Он, наверно, уже тогда что-то подозревал, этот зверехитрый инквизитор, человек, верящий сразу в Двоих, последователи которых никак не уживутся в моем мире, привыкший к соседству персонажей из сказок.
Огненным шаром ударила граната в бок второго лимузина и тот взорвался, расшвыряв пылающие фигурки, куски обшивки, двери. Быстро отворились двери трейлера и в лоб нашей машине из полутьмы огромного короба на колесах ударили струи двух крупнокалиберных пулеметов.
Секунды держалось лобовое стекло, но избитое трещинами поддалось, и оболоченная смерть в кровавые брызги разнесла двоих, сидящих впереди.
Меня как морковку из грядки выдернул из машины брат Гильденбрандт на ходу, треснув по ободу, послушно закрывшим мою голову жидким металлом шлема. А у церковного спецназа выучка оказалась на высоте. Меня еще вытаскивали, когда я увидел влетающий в открытые двери трейлера шарообразный предмет, идентифицированный мной как граната. Гулко полыхнуло алым, а с другой стороны лимузина что-то громко охнуло и трансформаторная будка, с которой подорвали вторую машину, сложилась игрушечным домиком.

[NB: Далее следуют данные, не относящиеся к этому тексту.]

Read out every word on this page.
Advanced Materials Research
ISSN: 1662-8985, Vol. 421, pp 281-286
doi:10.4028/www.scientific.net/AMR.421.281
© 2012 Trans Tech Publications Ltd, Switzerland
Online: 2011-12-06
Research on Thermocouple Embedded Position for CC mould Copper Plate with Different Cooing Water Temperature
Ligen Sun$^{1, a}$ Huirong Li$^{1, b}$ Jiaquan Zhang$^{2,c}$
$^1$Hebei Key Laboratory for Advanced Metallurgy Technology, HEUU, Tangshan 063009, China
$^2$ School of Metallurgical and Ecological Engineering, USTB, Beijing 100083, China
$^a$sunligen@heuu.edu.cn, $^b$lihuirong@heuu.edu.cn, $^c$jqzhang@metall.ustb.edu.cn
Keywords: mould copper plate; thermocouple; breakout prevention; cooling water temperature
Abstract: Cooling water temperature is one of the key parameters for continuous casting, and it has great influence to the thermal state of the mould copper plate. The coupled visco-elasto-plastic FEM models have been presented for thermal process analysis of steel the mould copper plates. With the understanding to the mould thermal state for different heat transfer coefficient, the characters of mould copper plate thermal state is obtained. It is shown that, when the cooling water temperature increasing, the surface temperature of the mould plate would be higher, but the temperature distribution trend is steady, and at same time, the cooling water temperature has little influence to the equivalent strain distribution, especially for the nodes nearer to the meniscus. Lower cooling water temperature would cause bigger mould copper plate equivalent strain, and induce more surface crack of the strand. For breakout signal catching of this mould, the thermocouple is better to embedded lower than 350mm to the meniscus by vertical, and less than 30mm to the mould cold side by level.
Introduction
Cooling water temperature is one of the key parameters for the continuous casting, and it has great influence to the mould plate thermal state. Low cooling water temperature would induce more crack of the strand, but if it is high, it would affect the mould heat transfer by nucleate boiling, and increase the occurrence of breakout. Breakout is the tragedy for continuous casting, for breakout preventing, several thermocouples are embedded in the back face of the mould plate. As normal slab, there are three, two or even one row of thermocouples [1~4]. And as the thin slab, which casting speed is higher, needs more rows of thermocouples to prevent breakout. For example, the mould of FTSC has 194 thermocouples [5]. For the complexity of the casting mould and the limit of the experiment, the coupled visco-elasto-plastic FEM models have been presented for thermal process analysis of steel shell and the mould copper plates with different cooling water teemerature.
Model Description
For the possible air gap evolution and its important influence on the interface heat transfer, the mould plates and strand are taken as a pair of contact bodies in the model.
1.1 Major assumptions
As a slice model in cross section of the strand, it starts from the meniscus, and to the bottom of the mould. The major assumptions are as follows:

Тот, что бросил гранату уже дернул красивую блестящую дверь моего подъезда, когда через крышу изрубленного очередями лимузина перевалился второй, в руках которого густо дымила какая-то толстая труба. А первый распахнул дверь и вдруг замер. Сутана на спине натянулась и с тихим хрустом лопнула под напором узкого лезвия. Он еще секунду постоял и рухнул, громко зазвенев доспехами.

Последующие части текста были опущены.